GSI's 610-station network will combine the 100-station nationwide "GRAPES" network, the 110-station "COSMOS" network which is centered around Tokyo, plus 400 new sites distributed over the entire country. Average spacing between sites will be ~ 30 km for all of Japan.
Data from the sites are transmitted daily to the central processing facility in Tsukuba. Sites are accessed via ISDN and public telephone lines. The new 610-station network will collect and download at 30 seconds for 24 hours/day resulting in ~ 1 GigaByte/day of data in the uncompressed standard Receiver Independent Exchange (RINEX) format. High-rate 1-second data are buffered at 120 stations and will be analyzed kinematically in case of an earthquake.
The primary purpose of the network is the determination of crustal strain in Japan. We show estimated station velocities after one year of analysis of data from the COSMOS network. Interesting results from the GRAPES network can be found on the GSI homepage at http://www.gsi-mc.go.jp/gsihome-e.html.
Three high accuracy software packages are currently in use at GSI: (1) Bernese/BPE, developed at the University of Bern, Switzerland, (2) GAMIT/GLOBK developed at MIT and SIO, and (3) GIPSY, developed at JPL. GSI plans to use all three packages for the analysis of data from the new 610-station GPS network. UCAR scientists are installing the BPE and coordinating the operation of the three software packages in collaboration with teams from GSI, Hitachi Zosen Information System Co., LTD., the University of Bern, MIT, SIO and JPL.

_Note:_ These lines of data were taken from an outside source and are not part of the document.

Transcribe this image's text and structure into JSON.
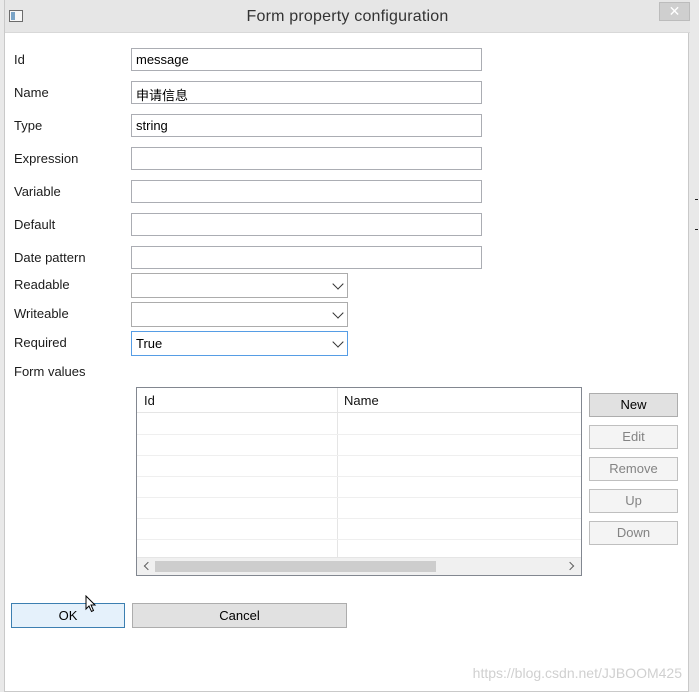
{
  "window": {
    "title": "Form property configuration",
    "close_glyph": "✕"
  },
  "fields": {
    "id": {
      "label": "Id",
      "value": "message"
    },
    "name": {
      "label": "Name",
      "value": "申请信息"
    },
    "type": {
      "label": "Type",
      "value": "string"
    },
    "expression": {
      "label": "Expression",
      "value": ""
    },
    "variable": {
      "label": "Variable",
      "value": ""
    },
    "default": {
      "label": "Default",
      "value": ""
    },
    "date_pattern": {
      "label": "Date pattern",
      "value": ""
    },
    "readable": {
      "label": "Readable",
      "value": ""
    },
    "writeable": {
      "label": "Writeable",
      "value": ""
    },
    "required": {
      "label": "Required",
      "value": "True"
    }
  },
  "form_values": {
    "label": "Form values",
    "columns": [
      "Id",
      "Name"
    ],
    "rows": [],
    "buttons": {
      "new": "New",
      "edit": "Edit",
      "remove": "Remove",
      "up": "Up",
      "down": "Down"
    }
  },
  "footer": {
    "ok": "OK",
    "cancel": "Cancel"
  },
  "watermark": "https://blog.csdn.net/JJBOOM425",
  "colors": {
    "focus_border": "#569de5",
    "default_button_border": "#3c7fb1",
    "titlebar": "#e6e6e6"
  }
}
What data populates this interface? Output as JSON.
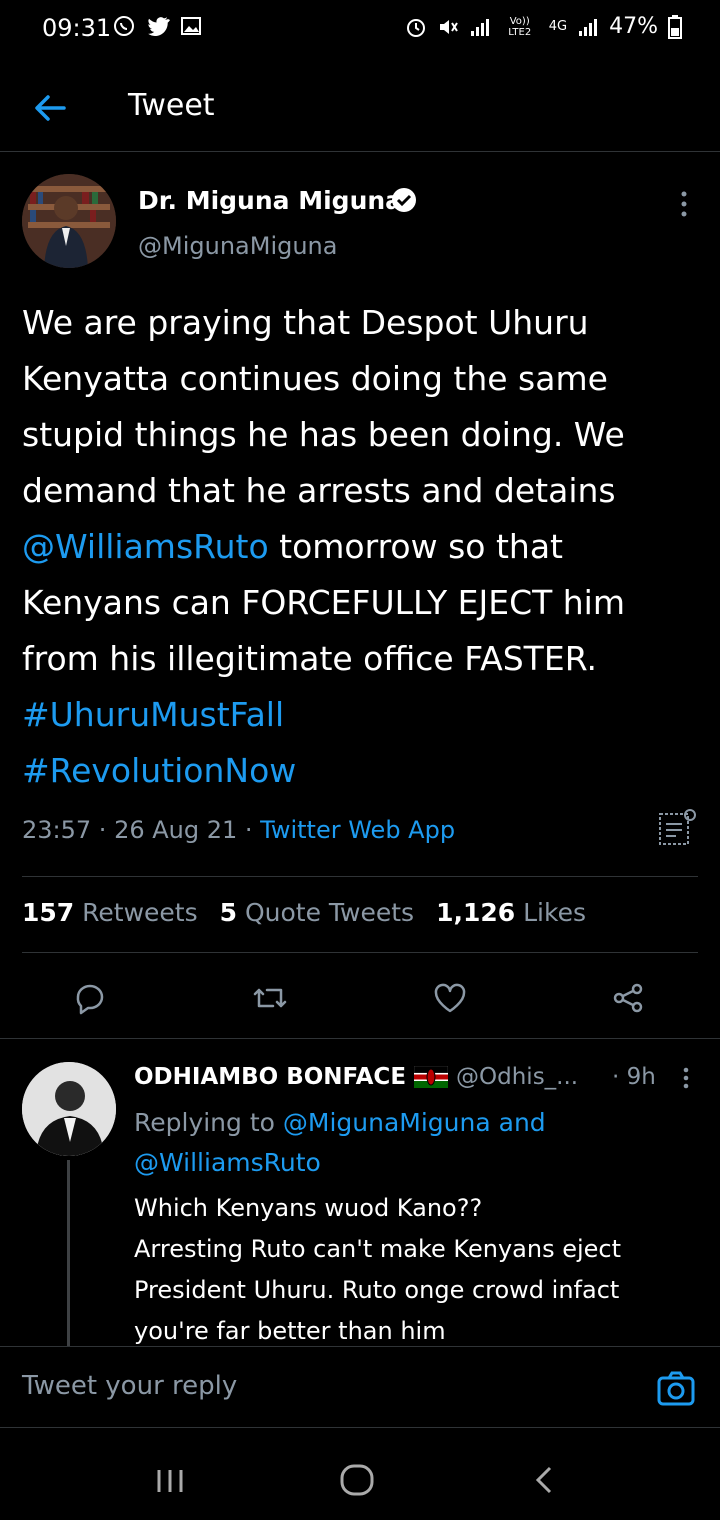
{
  "status_bar": {
    "time": "09:31",
    "battery": "47%",
    "network": "4G",
    "volte": "Vo)) LTE2"
  },
  "header": {
    "title": "Tweet"
  },
  "tweet": {
    "author_name": "Dr. Miguna Miguna",
    "author_handle": "@MigunaMiguna",
    "text_parts": {
      "p1": "We are praying that Despot Uhuru Kenyatta continues doing the same stupid things he has been doing. We demand that he arrests and detains ",
      "mention": "@WilliamsRuto",
      "p2": " tomorrow so that Kenyans can FORCEFULLY EJECT him from his illegitimate office FASTER. ",
      "hashtag1": "#UhuruMustFall",
      "hashtag2": "#RevolutionNow"
    },
    "time": "23:57",
    "date": "26 Aug 21",
    "source": "Twitter Web App",
    "retweets_count": "157",
    "retweets_label": "Retweets",
    "quotes_count": "5",
    "quotes_label": "Quote Tweets",
    "likes_count": "1,126",
    "likes_label": "Likes"
  },
  "reply": {
    "author_name": "ODHIAMBO BONFACE",
    "author_handle": "@Odhis_...",
    "age": "9h",
    "replying_prefix": "Replying to ",
    "replying_to_1": "@MigunaMiguna",
    "replying_and": " and",
    "replying_to_2": "@WilliamsRuto",
    "body_line1": "Which Kenyans wuod Kano??",
    "body_line2": "Arresting Ruto can't make Kenyans eject President Uhuru. Ruto onge crowd infact you're far better than him"
  },
  "composer": {
    "placeholder": "Tweet your reply"
  },
  "colors": {
    "accent": "#1d9bf0",
    "background": "#000000",
    "secondary_text": "#8b98a5"
  }
}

All three software packages will be operated from the same user interface, and three solutions will be computed for the entire network. These three solutions shall be compared and combined to form a "best" solution. GSI selected this approach to benefit from the different strengths and new developments in each of the three software packages, and to ensure that scientific competition and collaboration of the software groups will help to improve GSI products in the future.